Nas faldas e no alto da serra dos Candeeiros, região que muito bem conheço, há numerosas aldeias onde, durante o verão e quando está bastante tempo sem chover, os habitantes têm de ir buscar a água para eles e para os seus gados, a 5 km e 6 km de distância.
Calculem VV. Exªs., o que é a vida dessa pobre gente tendo de andar 10 km ou 12 km, a maior parte das vezes durante a noite e depois de um dia de trabalho fatigante, para trazer uma bilha de água com que possa matar a sede da família e dos animais domésticos e cozinhar as suas modestas refeições.

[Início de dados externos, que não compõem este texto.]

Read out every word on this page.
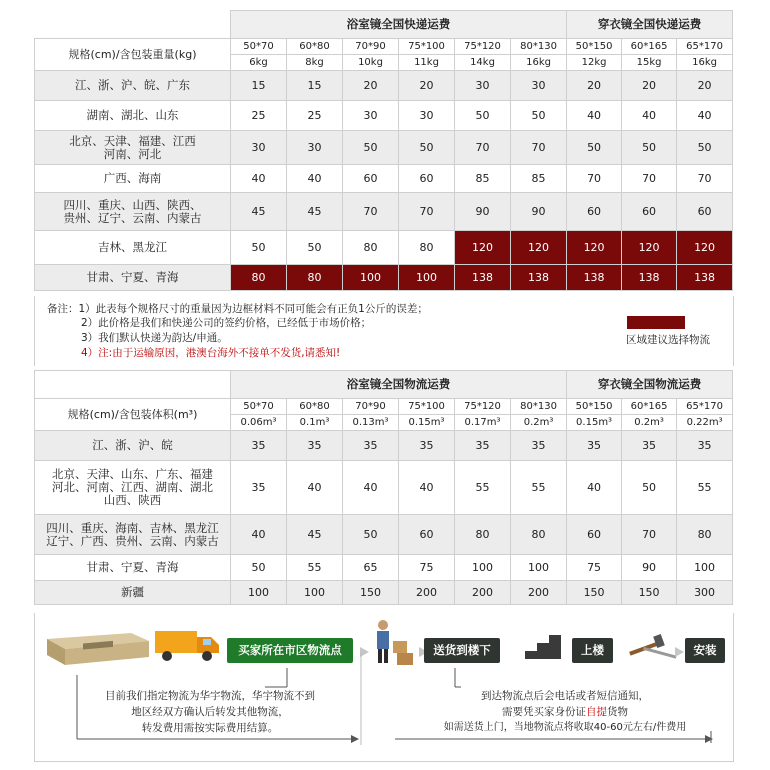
	浴室镜全国快递运费						穿衣镜全国快递运费		
规格(cm)/含包装重量(kg)	50*70	60*80	70*90	75*100	75*120	80*130	50*150	60*165	65*170
	6kg	8kg	10kg	11kg	14kg	16kg	12kg	15kg	16kg
江、浙、沪、皖、广东	15	15	20	20	30	30	20	20	20
湖南、湖北、山东	25	25	30	30	50	50	40	40	40
北京、天津、福建、江西
河南、河北	30	30	50	50	70	70	50	50	50
广西、海南	40	40	60	60	85	85	70	70	70
四川、重庆、山西、陕西、
贵州、辽宁、云南、内蒙古	45	45	70	70	90	90	60	60	60
吉林、黑龙江	50	50	80	80	120	120	120	120	120
甘肃、宁夏、青海	80	80	100	100	138	138	138	138	138
备注：1）此表每个规格尺寸的重量因为边框材料不同可能会有正负1公斤的误差；
2）此价格是我们和快递公司的签约价格，已经低于市场价格；
3）我们默认快递为韵达/申通。
4）注:由于运输原因，港澳台海外不接单不发货,请悉知!
区域建议选择物流
	浴室镜全国物流运费						穿衣镜全国物流运费		
规格(cm)/含包装体积(m³)	50*70	60*80	70*90	75*100	75*120	80*130	50*150	60*165	65*170
	0.06m³	0.1m³	0.13m³	0.15m³	0.17m³	0.2m³	0.15m³	0.2m³	0.22m³
江、浙、沪、皖	35	35	35	35	35	35	35	35	35
北京、天津、山东、广东、福建
河北、河南、江西、湖南、湖北
山西、陕西	35	40	40	40	55	55	40	50	55
四川、重庆、海南、吉林、黑龙江
辽宁、广西、贵州、云南、内蒙古	40	45	50	60	80	80	60	70	80
甘肃、宁夏、青海	50	55	65	75	100	100	75	90	100
新疆	100	100	150	200	200	200	150	150	300
买家所在市区物流点	送货到楼下	上楼	安装
目前我们指定物流为华宇物流，华宇物流不到
地区经双方确认后转发其他物流，
转发费用需按实际费用结算。
到达物流点后会电话或者短信通知，
需要凭买家身份证自提货物
如需送货上门，当地物流点将收取40-60元左右/件费用
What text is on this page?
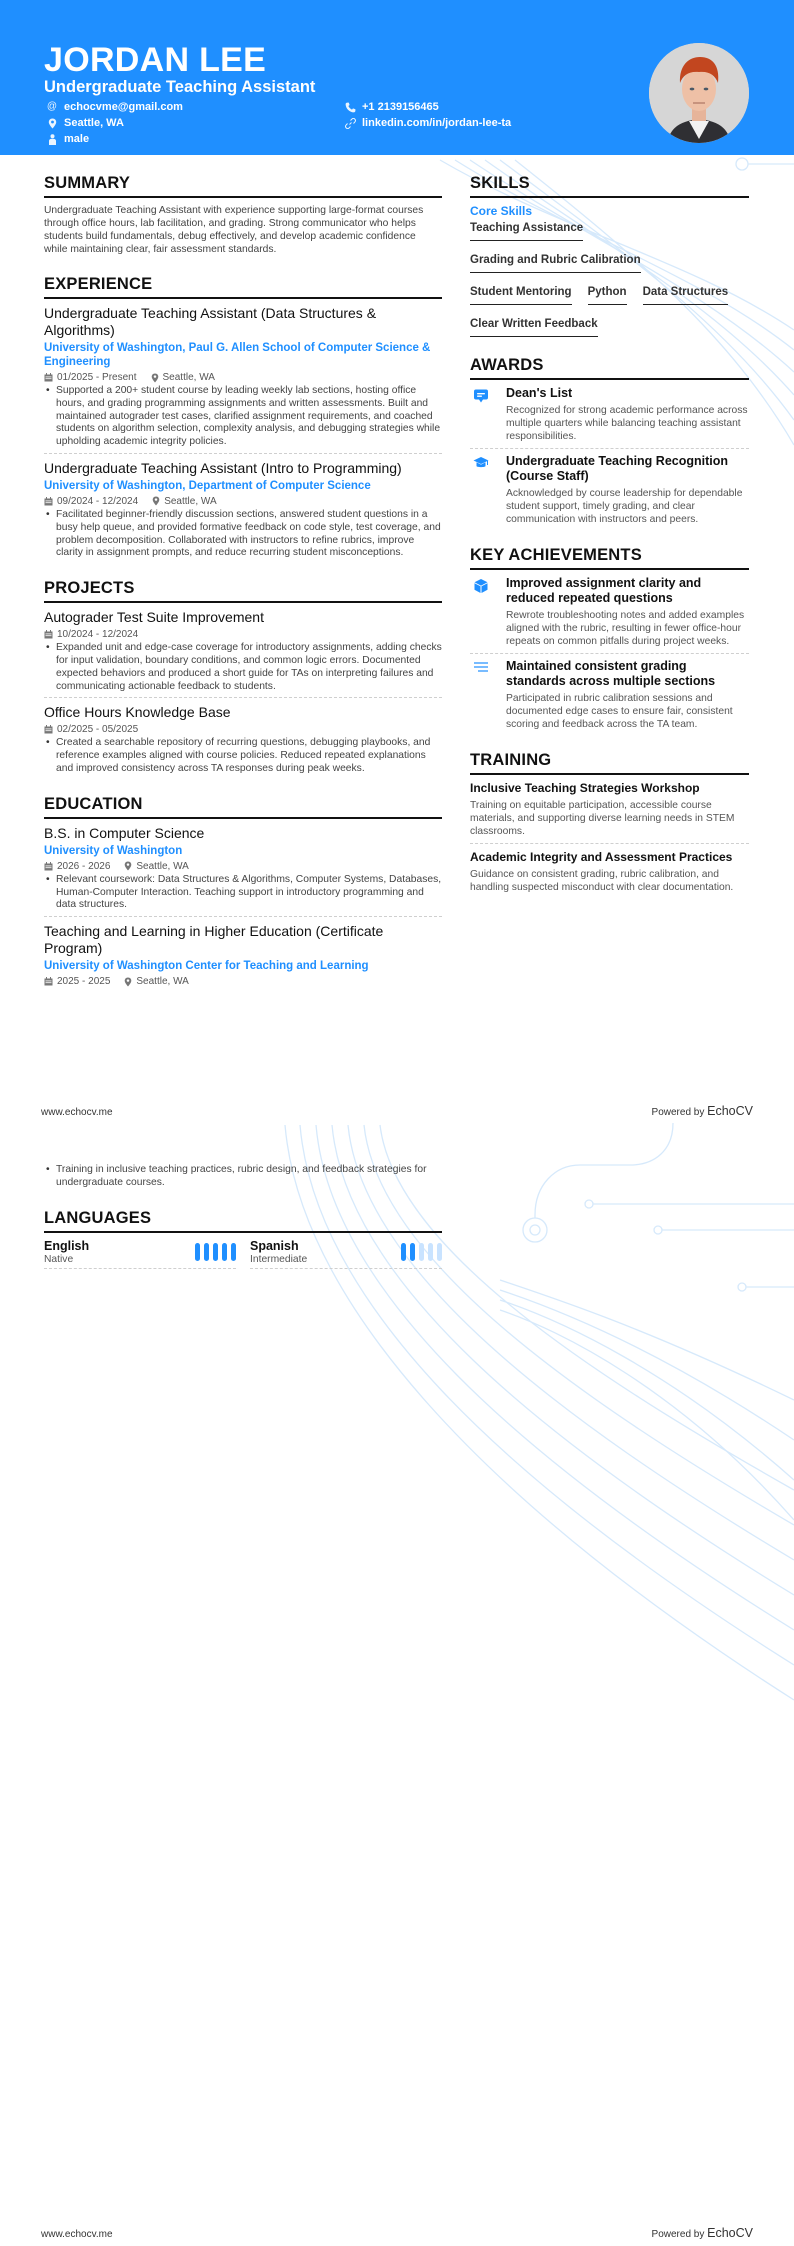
JORDAN LEE
Undergraduate Teaching Assistant
@ echocvme@gmail.com
Seattle, WA
male
+1 2139156465
linkedin.com/in/jordan-lee-ta
SUMMARY

Undergraduate Teaching Assistant with experience supporting large-format courses through office hours, lab facilitation, and grading. Strong communicator who helps students build fundamentals, debug effectively, and develop academic confidence while maintaining clear, fair assessment standards.

EXPERIENCE
Undergraduate Teaching Assistant (Data Structures & Algorithms)
University of Washington, Paul G. Allen School of Computer Science & Engineering
01/2025 - Present	Seattle, WA
• Supported a 200+ student course by leading weekly lab sections, hosting office hours, and grading programming assignments and written assessments. Built and maintained autograder test cases, clarified assignment requirements, and coached students on algorithm selection, complexity analysis, and debugging strategies while upholding academic integrity policies.
Undergraduate Teaching Assistant (Intro to Programming)
University of Washington, Department of Computer Science
09/2024 - 12/2024	Seattle, WA
• Facilitated beginner-friendly discussion sections, answered student questions in a busy help queue, and provided formative feedback on code style, test coverage, and problem decomposition. Collaborated with instructors to refine rubrics, improve clarity in assignment prompts, and reduce recurring student misconceptions.
PROJECTS
Autograder Test Suite Improvement
10/2024 - 12/2024
• Expanded unit and edge-case coverage for introductory assignments, adding checks for input validation, boundary conditions, and common logic errors. Documented expected behaviors and produced a short guide for TAs on interpreting failures and communicating actionable feedback to students.
Office Hours Knowledge Base
02/2025 - 05/2025
• Created a searchable repository of recurring questions, debugging playbooks, and reference examples aligned with course policies. Reduced repeated explanations and improved consistency across TA responses during peak weeks.
EDUCATION
B.S. in Computer Science
University of Washington
2026 - 2026	Seattle, WA
• Relevant coursework: Data Structures & Algorithms, Computer Systems, Databases, Human-Computer Interaction. Teaching support in introductory programming and data structures.
Teaching and Learning in Higher Education (Certificate Program)
University of Washington Center for Teaching and Learning
2025 - 2025	Seattle, WA
www.echocv.me	Powered by EchoCV
• Training in inclusive teaching practices, rubric design, and feedback strategies for undergraduate courses.
LANGUAGES
English
Native
Spanish
Intermediate
SKILLS
Core Skills
Teaching Assistance
Grading and Rubric Calibration
Student Mentoring Python Data Structures
Clear Written Feedback
AWARDS
Dean's List
Recognized for strong academic performance across multiple quarters while balancing teaching assistant responsibilities.
Undergraduate Teaching Recognition (Course Staff)
Acknowledged by course leadership for dependable student support, timely grading, and clear communication with instructors and peers.
KEY ACHIEVEMENTS
Improved assignment clarity and reduced repeated questions
Rewrote troubleshooting notes and added examples aligned with the rubric, resulting in fewer office-hour repeats on common pitfalls during project weeks.
Maintained consistent grading standards across multiple sections
Participated in rubric calibration sessions and documented edge cases to ensure fair, consistent scoring and feedback across the TA team.
TRAINING
Inclusive Teaching Strategies Workshop
Training on equitable participation, accessible course materials, and supporting diverse learning needs in STEM classrooms.
Academic Integrity and Assessment Practices
Guidance on consistent grading, rubric calibration, and handling suspected misconduct with clear documentation.
www.echocv.me	Powered by EchoCV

Quando, ao fim de tantas canseiras, tropeçam e caiem, devido aos péssimos caminhos que têm de percorrer, e a bilha se parte, perdendo o fruto de tanto trabalho, isto representa uma verdadeira tragédia para as pobres vítimas dos acidentes.
Nas regiões a que me refiro, geralmente cheias de algares, por onde a água se escoa para grandes profundidades, é difícil e muito oneroso captar a água para o abastecimento das populações, mas estas, que são tão boas, trabalhadoras e verdadeiramente portuguesas, pelas suas magníficas qualidades, são indiscutivelmente dignas da protecção do nosso Governo, que confiadamente solicito, tendo a certeza de que o meu apelo será atendido, como é de inteira justiça.
Abençoadas serão as obras que se efectuem para este fim e que contribuirão para a melhoria das condições sanitárias dos habitantes dos pequenos aglomerados habitacionais e para a satisfação de uma das mais prementes das suas necessidades.
Tem o Governo norteado a sua acção atendendo em primeiro lugar os pedidos que são mais justos e que representam a satisfação de necessidades mais prementes. Pois, Sr. presidente, não creio que se possa fazer um pedido mais justo do que aquele que nesta minha intervenção estou formulando a favor das populações das abas da serra dos Candeeiros e dos habitantes de muitas outras aldeias do país onde a água no Verão não chega para beber e muito menos para praticar os mais elementares princípios de higiene.
…”
NOTAS:
As actas parlamentares estão disponíveis na internet, em: http://debates.parlamento.pt/, onde pode ser lida a totalidade desta intervenção.
A água canalizada só chegou à Ataíja de Cima em 1993.